Ich hatte aber nichts am System verändert und bin auch alleiniger Benutzer meines Computers.
Heute habe ich mal das komplette Spiel neu installiert,und wenn ich nun starten will leuchtet wieder kurz der Startbildschirm auf und verschwindet dann wieder.Allerdings,ich hab nachgeschaut,ist diesmal die "english audio" Datei im Programmordner 
Hört sich seltsam an.Hatte vlt schon wer ähnliche Probleme?


----------



## boss3D (9. März 2008)

*AW: DHDR: Schlacht um Mittelerde lässt sich nicht  mehr starten*

Ich habe mit Vista (64 Bit) genau das gleiche Problem!
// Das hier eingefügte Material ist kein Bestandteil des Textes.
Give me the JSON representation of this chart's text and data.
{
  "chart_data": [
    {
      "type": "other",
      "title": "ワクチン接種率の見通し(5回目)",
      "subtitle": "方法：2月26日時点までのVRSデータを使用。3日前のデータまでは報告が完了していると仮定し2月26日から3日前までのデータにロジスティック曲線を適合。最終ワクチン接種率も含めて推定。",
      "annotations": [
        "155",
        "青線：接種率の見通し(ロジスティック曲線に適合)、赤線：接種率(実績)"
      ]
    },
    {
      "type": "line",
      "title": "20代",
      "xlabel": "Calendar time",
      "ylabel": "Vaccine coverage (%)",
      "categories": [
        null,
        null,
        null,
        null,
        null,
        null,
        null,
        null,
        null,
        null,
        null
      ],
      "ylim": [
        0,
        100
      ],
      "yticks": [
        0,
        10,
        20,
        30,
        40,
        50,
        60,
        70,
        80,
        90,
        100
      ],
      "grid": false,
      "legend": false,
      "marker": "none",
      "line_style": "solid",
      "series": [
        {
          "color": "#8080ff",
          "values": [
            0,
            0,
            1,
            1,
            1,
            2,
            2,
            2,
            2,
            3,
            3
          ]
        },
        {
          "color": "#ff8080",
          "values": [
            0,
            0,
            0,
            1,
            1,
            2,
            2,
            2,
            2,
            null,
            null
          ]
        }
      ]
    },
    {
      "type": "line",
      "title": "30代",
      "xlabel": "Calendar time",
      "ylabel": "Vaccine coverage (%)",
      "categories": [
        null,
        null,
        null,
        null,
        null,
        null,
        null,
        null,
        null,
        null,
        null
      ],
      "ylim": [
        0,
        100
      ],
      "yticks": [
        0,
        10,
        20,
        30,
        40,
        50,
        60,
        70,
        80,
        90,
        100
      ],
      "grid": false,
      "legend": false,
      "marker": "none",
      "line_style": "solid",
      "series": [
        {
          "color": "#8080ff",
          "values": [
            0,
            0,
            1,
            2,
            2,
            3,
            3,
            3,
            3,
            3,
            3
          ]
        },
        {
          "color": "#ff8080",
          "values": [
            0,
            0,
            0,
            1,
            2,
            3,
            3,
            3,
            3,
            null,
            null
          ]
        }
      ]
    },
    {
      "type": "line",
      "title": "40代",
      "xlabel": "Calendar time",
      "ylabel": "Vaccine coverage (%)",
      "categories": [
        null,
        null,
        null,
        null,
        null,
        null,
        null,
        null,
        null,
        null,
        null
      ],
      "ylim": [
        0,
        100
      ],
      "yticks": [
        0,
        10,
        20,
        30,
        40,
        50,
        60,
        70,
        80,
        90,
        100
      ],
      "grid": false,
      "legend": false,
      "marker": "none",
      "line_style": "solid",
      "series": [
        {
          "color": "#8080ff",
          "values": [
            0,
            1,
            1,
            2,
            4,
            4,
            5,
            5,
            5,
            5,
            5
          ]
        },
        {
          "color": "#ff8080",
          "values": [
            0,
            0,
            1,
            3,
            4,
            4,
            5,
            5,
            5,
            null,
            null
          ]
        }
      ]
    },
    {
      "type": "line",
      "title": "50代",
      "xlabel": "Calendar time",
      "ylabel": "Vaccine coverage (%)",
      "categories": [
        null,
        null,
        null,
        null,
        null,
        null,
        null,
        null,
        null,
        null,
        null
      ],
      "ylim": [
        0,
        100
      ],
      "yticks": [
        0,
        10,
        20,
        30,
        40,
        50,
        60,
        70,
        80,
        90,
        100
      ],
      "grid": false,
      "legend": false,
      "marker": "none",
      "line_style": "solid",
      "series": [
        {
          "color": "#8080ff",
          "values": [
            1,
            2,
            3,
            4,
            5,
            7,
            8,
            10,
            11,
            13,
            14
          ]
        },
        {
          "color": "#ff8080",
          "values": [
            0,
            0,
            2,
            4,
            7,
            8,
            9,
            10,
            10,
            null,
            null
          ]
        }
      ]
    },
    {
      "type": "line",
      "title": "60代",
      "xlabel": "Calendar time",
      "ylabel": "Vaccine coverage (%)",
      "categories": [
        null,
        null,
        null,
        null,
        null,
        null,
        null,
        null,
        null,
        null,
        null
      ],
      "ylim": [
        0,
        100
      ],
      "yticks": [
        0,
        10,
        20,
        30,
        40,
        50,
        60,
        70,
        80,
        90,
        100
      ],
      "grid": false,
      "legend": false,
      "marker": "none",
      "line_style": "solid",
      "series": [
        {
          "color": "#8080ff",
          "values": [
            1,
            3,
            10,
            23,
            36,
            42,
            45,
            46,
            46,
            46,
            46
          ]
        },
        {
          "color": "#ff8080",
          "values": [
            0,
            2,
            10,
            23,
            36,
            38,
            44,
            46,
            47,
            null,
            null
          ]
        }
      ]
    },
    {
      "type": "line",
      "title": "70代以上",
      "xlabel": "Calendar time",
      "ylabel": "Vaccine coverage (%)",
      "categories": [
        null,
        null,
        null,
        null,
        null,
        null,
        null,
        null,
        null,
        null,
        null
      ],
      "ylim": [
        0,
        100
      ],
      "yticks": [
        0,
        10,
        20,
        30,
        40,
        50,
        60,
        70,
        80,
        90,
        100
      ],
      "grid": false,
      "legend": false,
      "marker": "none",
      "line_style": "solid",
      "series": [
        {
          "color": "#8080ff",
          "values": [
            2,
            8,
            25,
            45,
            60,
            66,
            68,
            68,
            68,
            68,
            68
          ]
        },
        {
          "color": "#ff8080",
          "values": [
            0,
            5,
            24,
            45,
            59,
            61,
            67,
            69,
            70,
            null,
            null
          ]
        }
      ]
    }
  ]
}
Ich kann das Spiel zwar installieren, allerdings lässt es sich nicht starten. Wie du schon sagst, erscheint d. Startbildschirm. Dieser hängt sich aber immer auf. 
Eine Fehlermeldung erscheint bei mir allerdings nicht.

Mittlerweile habe ich das Game aufgegeben. Ich bin mir zwar hundertprozentig sicher, dass das Problem mit Vista zusammenhängt, eine Lösung fällt mir aber auch nicht ein. _(Ich habe Vista jetzt ungefähr ein halbes Jahr und das letzte Mal, dass das Game bei mir funktionierte war vor diesem halben Jahr mit Windows XP SP2.)_

Aber ich werde mir das Game wieder mal vornehmen und wenn ich etwas Sinnvolles herausfinde, dir meine Ergebnisse posten.

MfG, boss3D


----------



## SkastYX (9. März 2008)

*AW: DHDR: Schlacht um Mittelerde lässt sich nicht  mehr starten*

Das Problem hatte ich auch, und in der Hecktick eine Lan habe ich auch eine Lösung gefunden:
Das Problem ist, dass er den "Meine Schlacht um Mittelerde Dateien" Ordner unter "Benutzer"/AppData/Roaming nicht richtig erstellt.
Versucht mal diesen meinem auszutauschen.
(kann sein, dass das nicht ganz funktioniert, da ich einiges rausnehmen musste weil es sonst zu groß ist(~10mb)).


----------



## xxBass_tixx (1. April 2008)

*AW: DHDR: Schlacht um Mittelerde lässt sich nicht  mehr starten*

Also hatte das selbe Problem. Jetzt tuts wieder mit der Datei. Nun tritt aber ein neues Problem auf. Plötzlich sterben alle meine Einheiten und das Games ist over. kennt jemand dafür auch eine Lösung?


----------



## Oberboss (13. Februar 2009)

*AW: DHDR: Schlacht um Mittelerde lässt sich nicht  mehr starten*

Warten, auch wenns verschwindet und dann wieder auftaucht, dauert manchmal 5 Minuten


----------



## General_Hugh (14. Februar 2009)

*AW: DHDR: Schlacht um Mittelerde lässt sich nicht  mehr starten*

Dein Tip ist leider absolut nicht zu gebrauchen.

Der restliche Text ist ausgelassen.